County: Dublin Site name: 139 Parnell Street, Dublin
Sites and Monuments Record No.: DU018–020 Licence number: 08E0639
Author: William O. Frazer, Margaret Gowen & Co. Ltd, 27 Merrion Square, Dublin 2.
Site type: Testing
Period/Dating: —
ITM: E 715896m, N 735140m
Latitude, Longitude (decimal degrees): 53.353759, -6.259081
Limited test excavation and an assessment of standing building remains were undertaken in advance of the development of a site located on the north side of Parnell Street between George’s Street and Hill Street. The work was done in August 2008, prior to the renovation of the existing street frontage building there. At the commencement of archaeological work, the site consisted of a street-frontage row building (occupying approximately half of the site, with no basement), behind which was a yard (walled on all sides). The concrete flooring had been removed prior to the commissioning of archaeological work, and three test-trenches were excavated by a mechanical digger within what was at the time a rear yard behind, and also within the ground floor of the existing street-frontage structure (intended for alterations in the development).
The site lies along what was formerly called Great Britain Street, and then Summer Hill, in a neighbourhood that was predominantly laid out in the early 18th century, following Luke Gardiner’s acquisition of lands around what is today O’Connell Street. Rutland (later Parnell) Square was developed around 1751 and became, for a time, a fashionable address, and it is possible that other structures along what is now Parnell Street were developed around that time or soon thereafter. The development site is represented as developed in Charles Brooking’s 1728 map, but that map is famously ‘inspirational’ and inaccurate in depicting the extent of genuine building in Dublin at the time. John Rocque’s 1756 map also represents the site as having been developed as a very narrow plot with an urban row building at the street frontage. In the map, the land immediately to the east of the plot is undeveloped. Rocque’s accuracy of dimensions and building shape along primary and secondary thoroughfares, and in locations where access or visibility were not hindered by adjacent structures, is typically quite good (Frazer 2004). The site in question appears to have satisfied these parameters at the time, suggesting that the building represented on it is reasonably accurate. Subsequent historical mapping (e.g. the 1847 OS) indicates that the site continued as a narrow plot after the 18th century. However, the building present in 1847 is different enough from that of 1756 to suggest that it was rebuilt at some time during the intervening era.

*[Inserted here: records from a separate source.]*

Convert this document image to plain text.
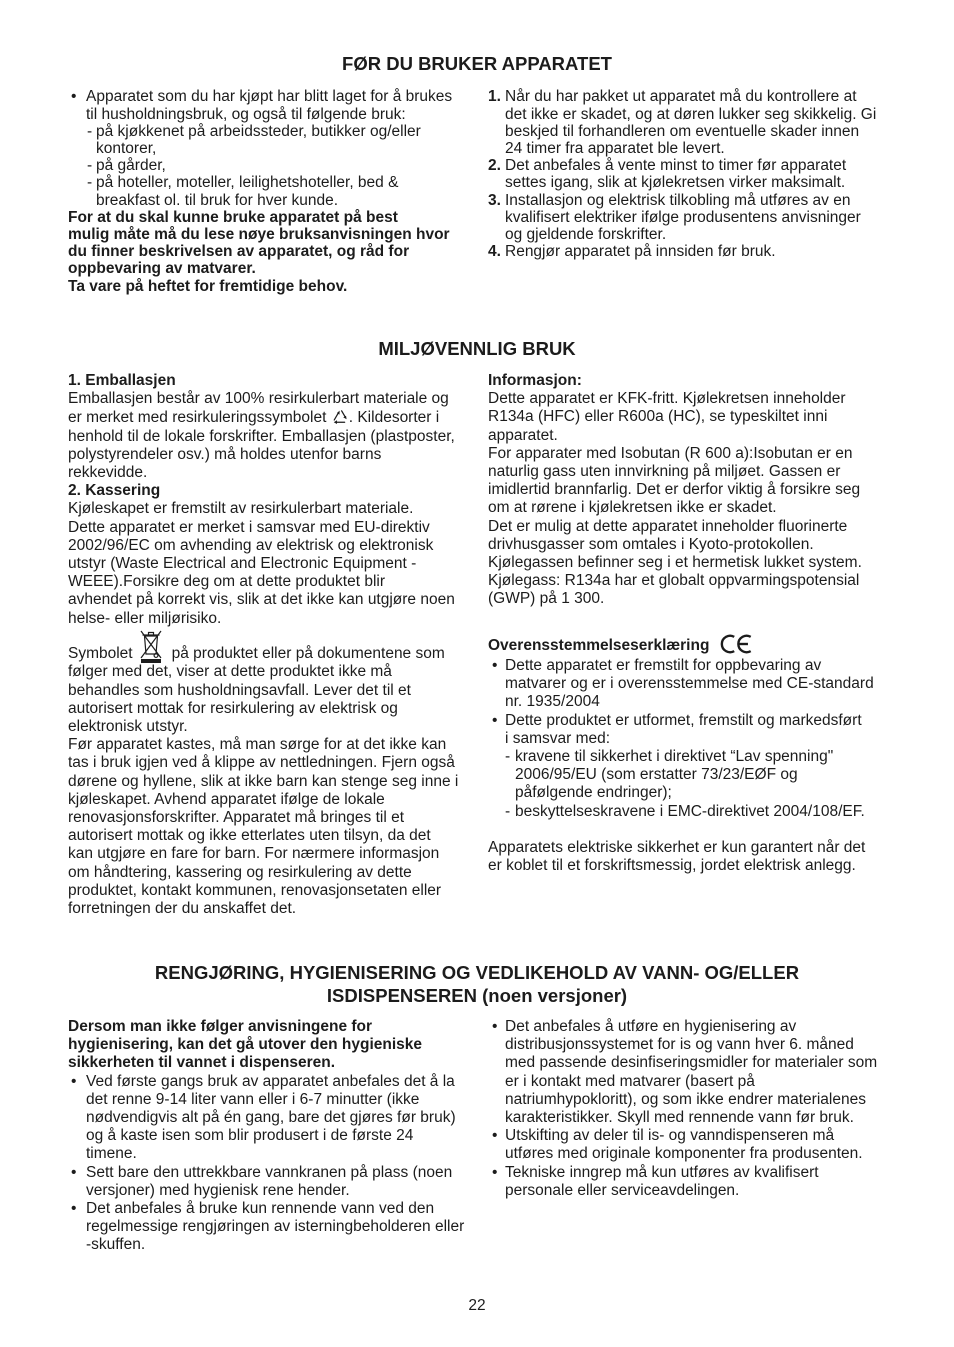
FØR DU BRUKER APPARATET
• Apparatet som du har kjøpt har blitt laget for å brukes
til husholdningsbruk, og også til følgende bruk:
- på kjøkkenet på arbeidssteder, butikker og/eller
kontorer,
- på gårder,
- på hoteller, moteller, leilighetshoteller, bed &
breakfast ol. til bruk for hver kunde.
For at du skal kunne bruke apparatet på best
mulig måte må du lese nøye bruksanvisningen hvor
du finner beskrivelsen av apparatet, og råd for
oppbevaring av matvarer.
Ta vare på heftet for fremtidige behov.
1. Når du har pakket ut apparatet må du kontrollere at
det ikke er skadet, og at døren lukker seg skikkelig. Gi
beskjed til forhandleren om eventuelle skader innen
24 timer fra apparatet ble levert.
2. Det anbefales å vente minst to timer før apparatet
settes igang, slik at kjølekretsen virker maksimalt.
3. Installasjon og elektrisk tilkobling må utføres av en
kvalifisert elektriker ifølge produsentens anvisninger
og gjeldende forskrifter.
4. Rengjør apparatet på innsiden før bruk.
MILJØVENNLIG BRUK
1. Emballasjen
Emballasjen består av 100% resirkulerbart materiale og
er merket med resirkuleringssymbolet . Kildesorter i
henhold til de lokale forskrifter. Emballasjen (plastposter,
polystyrendeler osv.) må holdes utenfor barns
rekkevidde.
2. Kassering
Kjøleskapet er fremstilt av resirkulerbart materiale.
Dette apparatet er merket i samsvar med EU-direktiv
2002/96/EC om avhending av elektrisk og elektronisk
utstyr (Waste Electrical and Electronic Equipment -
WEEE).Forsikre deg om at dette produktet blir
avhendet på korrekt vis, slik at det ikke kan utgjøre noen
helse- eller miljørisiko.
Symbolet	på produktet eller på dokumentene som
følger med det, viser at dette produktet ikke må
behandles som husholdningsavfall. Lever det til et
autorisert mottak for resirkulering av elektrisk og
elektronisk utstyr.
Før apparatet kastes, må man sørge for at det ikke kan
tas i bruk igjen ved å klippe av nettledningen. Fjern også
dørene og hyllene, slik at ikke barn kan stenge seg inne i
kjøleskapet. Avhend apparatet ifølge de lokale
renovasjonsforskrifter. Apparatet må bringes til et
autorisert mottak og ikke etterlates uten tilsyn, da det
kan utgjøre en fare for barn. For nærmere informasjon
om håndtering, kassering og resirkulering av dette
produktet, kontakt kommunen, renovasjonsetaten eller
forretningen der du anskaffet det.
Informasjon:
Dette apparatet er KFK-fritt. Kjølekretsen inneholder
R134a (HFC) eller R600a (HC), se typeskiltet inni
apparatet.
For apparater med Isobutan (R 600 a):Isobutan er en
naturlig gass uten innvirkning på miljøet. Gassen er
imidlertid brannfarlig. Det er derfor viktig å forsikre seg
om at rørene i kjølekretsen ikke er skadet.
Det er mulig at dette apparatet inneholder fluorinerte
drivhusgasser som omtales i Kyoto-protokollen.
Kjølegassen befinner seg i et hermetisk lukket system.
Kjølegass: R134a har et globalt oppvarmingspotensial
(GWP) på 1 300.
Overensstemmelseserklæring
• Dette apparatet er fremstilt for oppbevaring av
matvarer og er i overensstemmelse med CE-standard
nr. 1935/2004
• Dette produktet er utformet, fremstilt og markedsført
i samsvar med:
- kravene til sikkerhet i direktivet “Lav spenning"
2006/95/EU (som erstatter 73/23/EØF og
påfølgende endringer);
- beskyttelseskravene i EMC-direktivet 2004/108/EF.
Apparatets elektriske sikkerhet er kun garantert når det
er koblet til et forskriftsmessig, jordet elektrisk anlegg.
RENGJØRING, HYGIENISERING OG VEDLIKEHOLD AV VANN- OG/ELLER
ISDISPENSEREN (noen versjoner)
Dersom man ikke følger anvisningene for
hygienisering, kan det gå utover den hygieniske
sikkerheten til vannet i dispenseren.
• Ved første gangs bruk av apparatet anbefales det å la
det renne 9-14 liter vann eller i 6-7 minutter (ikke
nødvendigvis alt på én gang, bare det gjøres før bruk)
og å kaste isen som blir produsert i de første 24
timene.
• Sett bare den uttrekkbare vannkranen på plass (noen
versjoner) med hygienisk rene hender.
• Det anbefales å bruke kun rennende vann ved den
regelmessige rengjøringen av isterningbeholderen eller
-skuffen.
• Det anbefales å utføre en hygienisering av
distribusjonssystemet for is og vann hver 6. måned
med passende desinfiseringsmidler for materialer som
er i kontakt med matvarer (basert på
natriumhypokloritt), og som ikke endrer materialenes
karakteristikker. Skyll med rennende vann før bruk.
• Utskifting av deler til is- og vanndispenseren må
utføres med originale komponenter fra produsenten.
• Tekniske inngrep må kun utføres av kvalifisert
personale eller serviceavdelingen.
22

The existing site boundary preserves the front, southern part of the early narrow property plot facing what was Great Britain (Parnell) Street as depicted on the historical maps. The existing brick row building occupying the site is now four storeys, but was formerly a gable-fronted loft-over-three-storey structure.
Trenches at the back of the site were excavated to sterile, natural subsoil (at c. 5.55m OD). No intact archaeological deposits were unearthed in either of the trenches. It was not possible to excavate the third trench, within the standing building footprint, to natural subsoil due to the presence of an active sewer. Nevertheless, no intact archaeological deposits were unearthed in the trench, and a variety of different evidence combines to indicate that the survival of archaeological deposits within the remainder of the footprint of the existing street-frontage building is unlikely.
The testing indicates that the oldest surviving fabric in the standing building and standing rear eastern boundary wall is probably from the original development of the site and is likely to date from the third quarter of the 18th century. This date for the initial development of the plot accords well both with the historical information about the vicinity, with the archaeological evidence from the neighbourhood and with the historical map evidence. Surviving original wall fabric identified on the site along both the rear ground floor wall of the building and part of the rear yard eastern ground level boundary wall may correspond to the eastern wall of the building depicted at the site on Rocque’s 1756 map. This surviving mid-late 18th-century standing building fabric is highly incomplete, piecemeal and lacks contemporary subsurface archaeology. Most of the earliest building is likely to have been rebuilt/replaced from the late 18th/early 19th century on, prior to c. 1847. Some of the standing building may date from this rebuilding, but the ground-floor street frontage and the entire ground-floor western wall are modern renovations.
Reference
Frazer, B. 2004. Cracking Rocque? Archaeology Ireland Summer 2004, 10–13.